La direzione aziendale di La Perla, marchio storico della lingerie di lusso controllato dalla società d’investimento olandese Sapinda Holdings, ha comunicato l’intenzione di procedere a dichiarare un esubero di personale, impiegato a Bologna, pari a 100-120 unità. Lo riferiscono i sindacati Ficltem Cgil, Uilca Uil e Femca Cisl.
La comunicazione è arrivata nel corso di un incontro per aggiornamenti sull’andamento aziendale. Sindacati e Rsu hanno “dichiarato fortemente la contrarietà a tale intenzione, che metterebbe a rischio la continuità produttiva del sito di Bologna impoverendo il bagaglio professionale che ha reso la perla il marchio riconosciuto in tutto il mondo”. In un’assemblea è stato dichiarato lo stato di agitazione e un pacchetto di 16 ore di sciopero.
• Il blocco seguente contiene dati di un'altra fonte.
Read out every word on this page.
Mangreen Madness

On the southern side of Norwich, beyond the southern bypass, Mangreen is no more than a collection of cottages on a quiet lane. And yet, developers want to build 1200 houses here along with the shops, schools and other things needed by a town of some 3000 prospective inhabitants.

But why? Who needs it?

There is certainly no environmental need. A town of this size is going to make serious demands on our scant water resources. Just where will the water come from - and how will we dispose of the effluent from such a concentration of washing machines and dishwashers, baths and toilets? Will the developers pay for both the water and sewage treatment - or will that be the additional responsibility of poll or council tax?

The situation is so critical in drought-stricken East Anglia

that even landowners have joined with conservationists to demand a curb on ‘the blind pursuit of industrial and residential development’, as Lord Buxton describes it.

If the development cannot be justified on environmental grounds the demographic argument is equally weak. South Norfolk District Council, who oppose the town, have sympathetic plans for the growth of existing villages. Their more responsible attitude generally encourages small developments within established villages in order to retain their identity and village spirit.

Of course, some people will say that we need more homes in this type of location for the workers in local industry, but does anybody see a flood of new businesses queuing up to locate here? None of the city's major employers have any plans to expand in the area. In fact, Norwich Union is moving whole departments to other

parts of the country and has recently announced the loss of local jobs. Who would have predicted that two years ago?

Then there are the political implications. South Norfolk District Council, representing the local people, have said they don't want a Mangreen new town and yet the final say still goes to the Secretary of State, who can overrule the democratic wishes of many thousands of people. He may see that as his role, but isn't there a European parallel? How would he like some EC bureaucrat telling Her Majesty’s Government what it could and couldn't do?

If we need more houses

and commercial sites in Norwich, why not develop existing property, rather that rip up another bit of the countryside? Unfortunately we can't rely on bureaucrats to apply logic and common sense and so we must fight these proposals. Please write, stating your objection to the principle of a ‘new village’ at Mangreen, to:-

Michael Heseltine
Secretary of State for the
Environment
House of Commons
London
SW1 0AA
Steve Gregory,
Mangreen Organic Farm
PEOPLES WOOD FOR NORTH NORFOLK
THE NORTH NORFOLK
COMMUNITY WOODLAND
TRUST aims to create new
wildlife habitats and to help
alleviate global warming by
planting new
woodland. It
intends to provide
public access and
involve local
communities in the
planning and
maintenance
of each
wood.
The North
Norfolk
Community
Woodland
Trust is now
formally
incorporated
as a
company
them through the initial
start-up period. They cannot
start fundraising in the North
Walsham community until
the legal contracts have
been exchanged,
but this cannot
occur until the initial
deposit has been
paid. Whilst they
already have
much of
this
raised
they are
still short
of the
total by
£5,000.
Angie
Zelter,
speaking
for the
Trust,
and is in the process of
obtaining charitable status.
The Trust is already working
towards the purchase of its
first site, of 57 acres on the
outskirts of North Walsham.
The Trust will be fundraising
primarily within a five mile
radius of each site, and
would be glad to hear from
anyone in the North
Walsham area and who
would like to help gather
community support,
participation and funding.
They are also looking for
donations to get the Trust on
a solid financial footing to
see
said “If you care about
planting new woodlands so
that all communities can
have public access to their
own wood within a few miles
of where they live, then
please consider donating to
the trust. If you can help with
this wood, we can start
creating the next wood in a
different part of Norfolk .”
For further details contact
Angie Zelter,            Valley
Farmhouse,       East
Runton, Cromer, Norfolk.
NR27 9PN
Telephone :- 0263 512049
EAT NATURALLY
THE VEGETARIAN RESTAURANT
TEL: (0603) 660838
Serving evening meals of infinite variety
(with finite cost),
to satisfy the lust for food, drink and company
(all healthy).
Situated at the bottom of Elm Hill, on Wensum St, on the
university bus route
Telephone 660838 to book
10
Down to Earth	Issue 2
Sotto le Due Torri la tensione è altissima. il ceo del gruppo, Pascal Perrier, avrebbe l’intenzione di spostare la sede della società a Londra. La decisione sarebbe legata alla necessità di semplificare la struttura del gruppo e consentirebbe anche di godere del regime fiscale britannico, più favorevole anche al netto della Brexit.
L’azienda nelle scorse settimane, su sollecitazione dei sindacati, ha spiegato che Bologna continuerà a essere il centro produttivo del gruppo, ma la conferma degli esuberi desta molte preoccupazioni ai lavoratori dell’azienda.